Materials and methods CD45RO- and CD45RO+ cells were isolated from peripheral blood mononuclear cells with a two-step negative magnetic separation method. The cells were activated with anti-CD3 and anti-CD28 antibodies and treated with TGFβ (2.5 ng/ml), IL-6 (25 ng/ml), IL-1β (10 ng/ml) and IL-23 (10 ng/ml) cytokines and with anti-IL-4 (10 μg/ml) blocking antibody. After 5 and 10 days the IL-17 and IL-22 production were measured by ELISPOT and ELISA; the RORc and Tbet expression were measured by quantitative real-time PCR. Cell viability was monitored by impendance-based cell analyzer (CASY-TT).
Results Although the anti-CD3/CD28 activation increased the IL-17 and IL-22 production; it did not alter the RORc expression of the CD45RO- cells of healthy donors.

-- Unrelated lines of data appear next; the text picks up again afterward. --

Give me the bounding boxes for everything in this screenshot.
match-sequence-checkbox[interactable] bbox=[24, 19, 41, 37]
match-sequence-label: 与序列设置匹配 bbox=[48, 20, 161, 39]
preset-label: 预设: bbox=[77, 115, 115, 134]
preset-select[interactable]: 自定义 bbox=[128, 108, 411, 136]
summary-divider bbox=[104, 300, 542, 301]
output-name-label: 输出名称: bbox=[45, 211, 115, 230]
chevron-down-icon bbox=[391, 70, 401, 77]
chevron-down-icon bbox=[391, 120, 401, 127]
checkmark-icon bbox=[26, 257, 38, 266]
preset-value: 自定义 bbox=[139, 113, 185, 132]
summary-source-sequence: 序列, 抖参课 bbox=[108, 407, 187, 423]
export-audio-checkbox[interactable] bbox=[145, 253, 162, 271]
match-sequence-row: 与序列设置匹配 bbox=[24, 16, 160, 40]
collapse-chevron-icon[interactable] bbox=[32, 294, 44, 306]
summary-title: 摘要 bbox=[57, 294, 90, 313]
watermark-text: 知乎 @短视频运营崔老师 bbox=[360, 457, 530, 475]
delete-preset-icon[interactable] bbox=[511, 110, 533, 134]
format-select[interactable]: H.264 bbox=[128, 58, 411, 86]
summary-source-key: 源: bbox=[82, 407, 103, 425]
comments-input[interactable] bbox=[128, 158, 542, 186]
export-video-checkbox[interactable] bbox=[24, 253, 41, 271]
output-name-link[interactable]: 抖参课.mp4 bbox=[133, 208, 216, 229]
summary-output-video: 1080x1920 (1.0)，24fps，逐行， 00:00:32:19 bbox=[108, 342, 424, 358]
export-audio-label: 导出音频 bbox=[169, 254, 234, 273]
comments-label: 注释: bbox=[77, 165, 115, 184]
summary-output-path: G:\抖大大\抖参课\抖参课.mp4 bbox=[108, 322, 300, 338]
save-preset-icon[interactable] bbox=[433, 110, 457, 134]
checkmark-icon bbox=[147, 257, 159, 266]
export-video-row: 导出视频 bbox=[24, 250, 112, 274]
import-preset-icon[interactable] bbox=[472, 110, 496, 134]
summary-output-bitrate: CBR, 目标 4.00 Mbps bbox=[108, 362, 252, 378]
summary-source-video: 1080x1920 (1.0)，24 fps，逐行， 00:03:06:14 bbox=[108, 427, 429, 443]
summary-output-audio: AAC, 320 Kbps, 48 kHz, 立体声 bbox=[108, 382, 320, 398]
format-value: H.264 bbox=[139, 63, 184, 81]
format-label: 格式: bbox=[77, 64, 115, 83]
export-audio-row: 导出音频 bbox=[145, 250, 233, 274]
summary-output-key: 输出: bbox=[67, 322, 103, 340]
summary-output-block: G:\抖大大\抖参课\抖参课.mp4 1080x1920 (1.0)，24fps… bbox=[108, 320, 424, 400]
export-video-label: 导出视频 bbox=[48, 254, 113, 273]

The IL-22 production and the Tbet expression of the RORc producing cells were inhibited by TGFβ and stimulated by IL-23 treatment. The CD45RO+ cells of healthy donors expressed higher level of RORc and T-bet without stimulation or cytokine treatment and also higher amount of IL-17 compared to the CD45RO- cells. By contrast, there was no difference between the RORc expression of the freshly separated CD45RO+ and CD45RO- cells of RA patients. The production of IL-17 and IL-22 of the differentiated CD45RO- cells from RA patients were both increased by IL-23 treatment.
Conclusions The IL-17 and IL-22 production are differently regulated during the human Th17 differentiation. Furthermore, our present data suggest that the increased baseline RORc expression of the CD45RO- cells may contribute to the accelerated Th17 differentiation in RA.